Saturday, January 28, 2006

Crosseyed and Painless

Instead of starting the Talking Heads DuoDisk collection with 77 as I suggested earlier, I picked up Remain in Light last night with the B&N gift card I got for Christmas. It seemed to be the best choice to really see how much difference both the remastering and the 5.1 surround made to the mix. After getting it home and opening it up, I read the liner notes and Jerry Harrison was pretty much on the same wavelength:
Remain in Light was the first album we remixed for 5.1. It seemed to be the perfect place to start. The overlapping, contrapuntal parts can now be heard in all their glory.

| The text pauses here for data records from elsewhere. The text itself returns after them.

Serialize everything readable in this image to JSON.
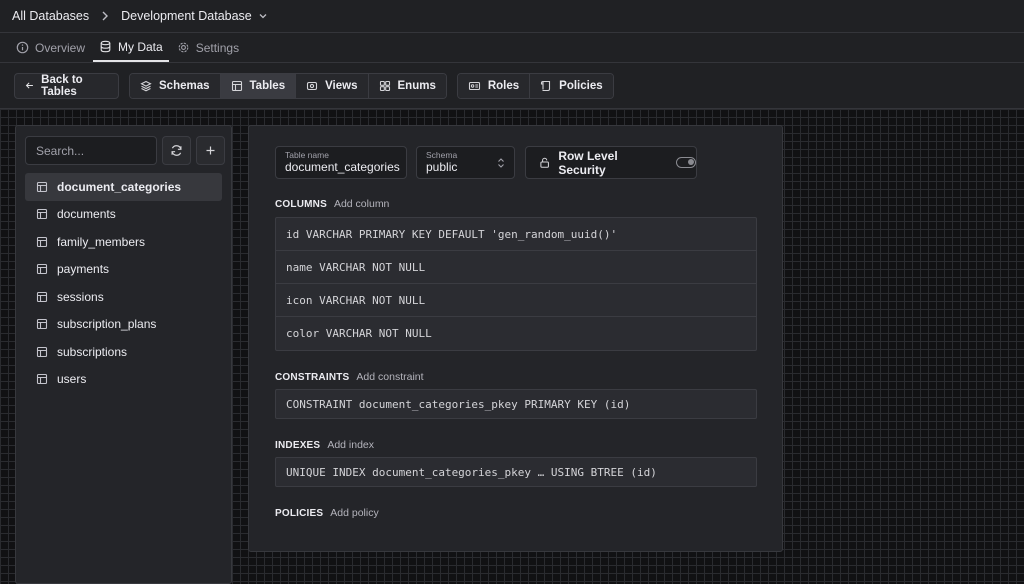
{
  "breadcrumb": {
    "root": "All Databases",
    "database": "Development Database"
  },
  "nav_tabs": [
    "Overview",
    "My Data",
    "Settings"
  ],
  "toolbar": {
    "back_label": "Back to Tables",
    "view_group": [
      "Schemas",
      "Tables",
      "Views",
      "Enums"
    ],
    "access_group": [
      "Roles",
      "Policies"
    ]
  },
  "sidebar": {
    "search_placeholder": "Search...",
    "tables": [
      "document_categories",
      "documents",
      "family_members",
      "payments",
      "sessions",
      "subscription_plans",
      "subscriptions",
      "users"
    ]
  },
  "table_editor": {
    "table_name_label": "Table name",
    "table_name_value": "document_categories",
    "schema_label": "Schema",
    "schema_value": "public",
    "rls_label": "Row Level Security",
    "columns_title": "COLUMNS",
    "columns_add": "Add column",
    "columns": [
      "id VARCHAR PRIMARY KEY DEFAULT 'gen_random_uuid()'",
      "name VARCHAR NOT NULL",
      "icon VARCHAR NOT NULL",
      "color VARCHAR NOT NULL"
    ],
    "constraints_title": "CONSTRAINTS",
    "constraints_add": "Add constraint",
    "constraints": [
      "CONSTRAINT document_categories_pkey PRIMARY KEY (id)"
    ],
    "indexes_title": "INDEXES",
    "indexes_add": "Add index",
    "indexes": [
      "UNIQUE INDEX document_categories_pkey … USING BTREE (id)"
    ],
    "policies_title": "POLICIES",
    "policies_add": "Add policy"
  }
}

From the three-dimensional swirl of "Once in a Lifetime" to the staggered choruses of "The Great Curve" to the hypnotic drone of "The Overload," Remain in Light is as dense an album as we ever produced...
Yes, indeedy. It's good - boy howdy it's good! We popped the DVD side into the player in the family room with the home theater system as soon as we got home and cranked up "Crosseyed and Painless" in 5.1 Surround and it knocked my socks off. There are also a couple of videos from a German television show that are pretty fun, but if you've got the DVD for Stop Making Sense they're not crucial (except for the addition of Adrian Belew in the TV bits). I'm listening to the remastered CD side now on the audio computer in my office (with the Klipsch speakers and the Soundblaster Audigy card) and "Born Under Punches" sounds unbelievably good.

My biggest fear after reading reviews on Amazon was whether it would play on my equipment. Both the DVD and CD side played flawlessly on my 3 or 4 year old Pioneer DVD player. The CD side plays fine on the audio computer and I was able to rip it to the hard drive with no problem at all (I'm actually listening to the CD I just burned from it since I don't want to risk the DualDisk in the car). The only thing that hasn't worked is the DVD side in the drive in my audio computer, but that's no big deal for me (and it worked fine in the DVD drive on my general purpose PC).

Given that I'm using older hardware and still have had relatively few problems with the format, I'm guessing you won't either. I would just suggest burning a user copy of the CD side, since the DualDisk format is horribly prone to scratches, and using the original just for the DVD player. The sound is flawless, so even if you replaced your old vinyl versions of these albums with CDs, I would highly recommend these remastered versions from Rhino. I intend to get them all.